Both groups experience great hardships; sometimes they must track their prey for days; and they must suppress their fear of being injured or killed entirely.
To endure these conditions, behaving brutally must become rewarding and potentially pleasurable.

This is not to say that humans enjoy murder.
 
Only child soldiers--who have been recruited by force before reaching puberty--sometimes describe their first kill in glowing terms.
 
Most everyone experiences extreme stress.
 
But relentless battle can break down moral inhibitions and can alter perceptions of actions.
 
War changes people.

Former soldiers talk of how their previous life provided them the opportunity to fight, rape, and kill.
 
They discuss their overwhelming sense of isolation now that they no longer are involved in heroic deeds that other fighters understand, but that civilians reject summarily.
 
Many express how they miss the power and how the sight of blood gets them going.

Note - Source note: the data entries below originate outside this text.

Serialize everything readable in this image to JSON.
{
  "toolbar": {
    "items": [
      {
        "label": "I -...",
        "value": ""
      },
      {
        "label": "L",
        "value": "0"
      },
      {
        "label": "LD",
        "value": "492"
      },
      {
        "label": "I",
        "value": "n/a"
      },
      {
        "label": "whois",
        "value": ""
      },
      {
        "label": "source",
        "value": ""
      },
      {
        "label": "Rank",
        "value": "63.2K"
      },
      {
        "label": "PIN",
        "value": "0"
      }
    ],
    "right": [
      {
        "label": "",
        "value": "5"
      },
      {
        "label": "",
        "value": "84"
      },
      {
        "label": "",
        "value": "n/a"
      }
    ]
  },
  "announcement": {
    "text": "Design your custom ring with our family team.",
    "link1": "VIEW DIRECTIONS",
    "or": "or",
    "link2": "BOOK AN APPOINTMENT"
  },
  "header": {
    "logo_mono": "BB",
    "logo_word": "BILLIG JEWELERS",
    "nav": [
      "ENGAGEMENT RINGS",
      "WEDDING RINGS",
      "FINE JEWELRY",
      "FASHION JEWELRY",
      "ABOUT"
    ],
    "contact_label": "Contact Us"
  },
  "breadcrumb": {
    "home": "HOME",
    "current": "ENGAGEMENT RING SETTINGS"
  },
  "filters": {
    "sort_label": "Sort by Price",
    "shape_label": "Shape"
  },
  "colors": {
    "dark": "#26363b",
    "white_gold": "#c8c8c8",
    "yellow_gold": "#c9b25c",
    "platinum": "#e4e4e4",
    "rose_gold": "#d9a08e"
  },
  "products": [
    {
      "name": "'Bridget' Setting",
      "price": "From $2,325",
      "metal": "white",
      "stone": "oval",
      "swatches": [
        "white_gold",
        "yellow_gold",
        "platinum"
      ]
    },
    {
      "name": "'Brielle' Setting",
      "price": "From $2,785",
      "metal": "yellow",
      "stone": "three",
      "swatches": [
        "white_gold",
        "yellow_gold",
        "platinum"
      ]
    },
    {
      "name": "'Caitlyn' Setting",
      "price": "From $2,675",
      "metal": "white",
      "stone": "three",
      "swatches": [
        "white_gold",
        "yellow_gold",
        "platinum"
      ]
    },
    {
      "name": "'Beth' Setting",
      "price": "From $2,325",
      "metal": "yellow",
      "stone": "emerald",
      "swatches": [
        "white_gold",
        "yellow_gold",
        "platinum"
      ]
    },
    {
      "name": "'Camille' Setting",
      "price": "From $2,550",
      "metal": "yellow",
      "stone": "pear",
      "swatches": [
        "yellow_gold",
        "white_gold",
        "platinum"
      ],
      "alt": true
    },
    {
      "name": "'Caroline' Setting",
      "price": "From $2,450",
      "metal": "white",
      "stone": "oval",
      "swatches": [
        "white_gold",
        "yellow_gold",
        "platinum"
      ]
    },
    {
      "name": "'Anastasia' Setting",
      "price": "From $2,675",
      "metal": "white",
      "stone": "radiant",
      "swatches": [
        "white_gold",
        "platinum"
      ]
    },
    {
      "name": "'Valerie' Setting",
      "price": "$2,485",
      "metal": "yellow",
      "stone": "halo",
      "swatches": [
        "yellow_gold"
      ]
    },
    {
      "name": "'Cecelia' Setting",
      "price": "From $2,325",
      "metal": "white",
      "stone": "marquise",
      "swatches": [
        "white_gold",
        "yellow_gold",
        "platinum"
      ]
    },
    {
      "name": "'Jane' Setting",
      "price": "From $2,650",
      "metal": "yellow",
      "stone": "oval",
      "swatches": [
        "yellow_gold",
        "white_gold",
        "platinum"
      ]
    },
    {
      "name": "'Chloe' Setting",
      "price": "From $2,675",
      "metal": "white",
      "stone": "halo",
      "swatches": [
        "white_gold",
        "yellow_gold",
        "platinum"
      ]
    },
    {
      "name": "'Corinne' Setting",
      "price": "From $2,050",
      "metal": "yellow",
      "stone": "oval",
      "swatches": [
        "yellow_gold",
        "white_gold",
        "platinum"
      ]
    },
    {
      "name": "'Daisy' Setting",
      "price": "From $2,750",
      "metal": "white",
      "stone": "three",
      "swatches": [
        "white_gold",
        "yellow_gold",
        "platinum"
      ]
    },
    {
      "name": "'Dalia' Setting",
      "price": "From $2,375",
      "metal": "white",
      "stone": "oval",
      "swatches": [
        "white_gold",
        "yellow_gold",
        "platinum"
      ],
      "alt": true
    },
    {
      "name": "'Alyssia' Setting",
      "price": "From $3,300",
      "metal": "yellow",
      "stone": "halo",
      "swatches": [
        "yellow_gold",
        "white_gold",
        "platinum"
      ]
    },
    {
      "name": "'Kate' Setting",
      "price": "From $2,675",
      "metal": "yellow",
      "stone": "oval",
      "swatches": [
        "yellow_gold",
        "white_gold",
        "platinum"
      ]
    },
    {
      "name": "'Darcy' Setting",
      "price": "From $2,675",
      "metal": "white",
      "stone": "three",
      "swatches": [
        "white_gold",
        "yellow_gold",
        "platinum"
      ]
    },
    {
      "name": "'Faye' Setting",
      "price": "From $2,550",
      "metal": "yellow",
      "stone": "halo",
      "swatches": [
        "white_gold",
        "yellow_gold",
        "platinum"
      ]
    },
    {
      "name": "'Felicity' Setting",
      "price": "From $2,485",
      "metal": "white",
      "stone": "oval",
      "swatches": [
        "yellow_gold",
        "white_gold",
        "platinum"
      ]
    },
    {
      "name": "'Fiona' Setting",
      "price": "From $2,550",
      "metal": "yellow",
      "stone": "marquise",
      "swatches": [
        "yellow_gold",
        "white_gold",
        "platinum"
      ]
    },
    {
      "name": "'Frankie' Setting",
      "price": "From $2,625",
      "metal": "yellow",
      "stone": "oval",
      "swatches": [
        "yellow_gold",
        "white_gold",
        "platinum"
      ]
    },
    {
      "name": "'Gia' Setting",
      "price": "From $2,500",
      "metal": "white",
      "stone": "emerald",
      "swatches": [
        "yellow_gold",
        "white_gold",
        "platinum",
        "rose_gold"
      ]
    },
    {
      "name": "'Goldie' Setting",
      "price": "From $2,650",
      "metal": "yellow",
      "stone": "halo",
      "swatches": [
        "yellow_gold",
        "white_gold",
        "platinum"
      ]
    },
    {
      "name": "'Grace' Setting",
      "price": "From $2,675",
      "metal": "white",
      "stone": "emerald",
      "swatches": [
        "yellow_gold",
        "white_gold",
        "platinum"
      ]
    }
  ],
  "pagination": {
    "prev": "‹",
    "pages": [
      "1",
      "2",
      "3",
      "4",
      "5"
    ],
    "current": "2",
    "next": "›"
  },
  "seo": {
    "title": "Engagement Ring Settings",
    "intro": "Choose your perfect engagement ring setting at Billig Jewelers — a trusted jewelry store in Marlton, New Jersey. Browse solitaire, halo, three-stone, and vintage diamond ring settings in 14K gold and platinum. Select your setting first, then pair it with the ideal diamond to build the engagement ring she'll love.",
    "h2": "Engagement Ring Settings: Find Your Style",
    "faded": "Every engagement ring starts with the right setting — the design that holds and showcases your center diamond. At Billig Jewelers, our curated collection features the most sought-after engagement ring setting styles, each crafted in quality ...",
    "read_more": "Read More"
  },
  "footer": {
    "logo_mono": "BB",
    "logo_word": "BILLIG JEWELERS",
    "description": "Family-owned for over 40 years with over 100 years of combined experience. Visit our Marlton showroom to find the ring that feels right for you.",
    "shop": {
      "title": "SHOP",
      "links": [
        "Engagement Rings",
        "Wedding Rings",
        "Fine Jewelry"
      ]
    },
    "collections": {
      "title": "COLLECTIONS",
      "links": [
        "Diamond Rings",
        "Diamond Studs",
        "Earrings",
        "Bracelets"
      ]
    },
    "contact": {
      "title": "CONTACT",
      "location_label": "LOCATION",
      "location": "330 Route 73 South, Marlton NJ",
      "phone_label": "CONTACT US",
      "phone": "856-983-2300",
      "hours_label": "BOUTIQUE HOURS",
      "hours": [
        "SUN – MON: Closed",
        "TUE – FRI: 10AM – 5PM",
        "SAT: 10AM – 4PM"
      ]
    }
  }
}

Because the public struggles to comprehend what happens in war, soldiers often lack finding and receiving adequate social support when they return to civilian life.
 
They may struggle with emotions that conflict with the values of their surrounding culture.
 
They may fail to adjust to new opportunities and new ways of life.
 
In order to begin counseling combatants, it is important to understand their experiences in the heat of battle so as to integrate them back into society and to help curb the calamity brought on by violence.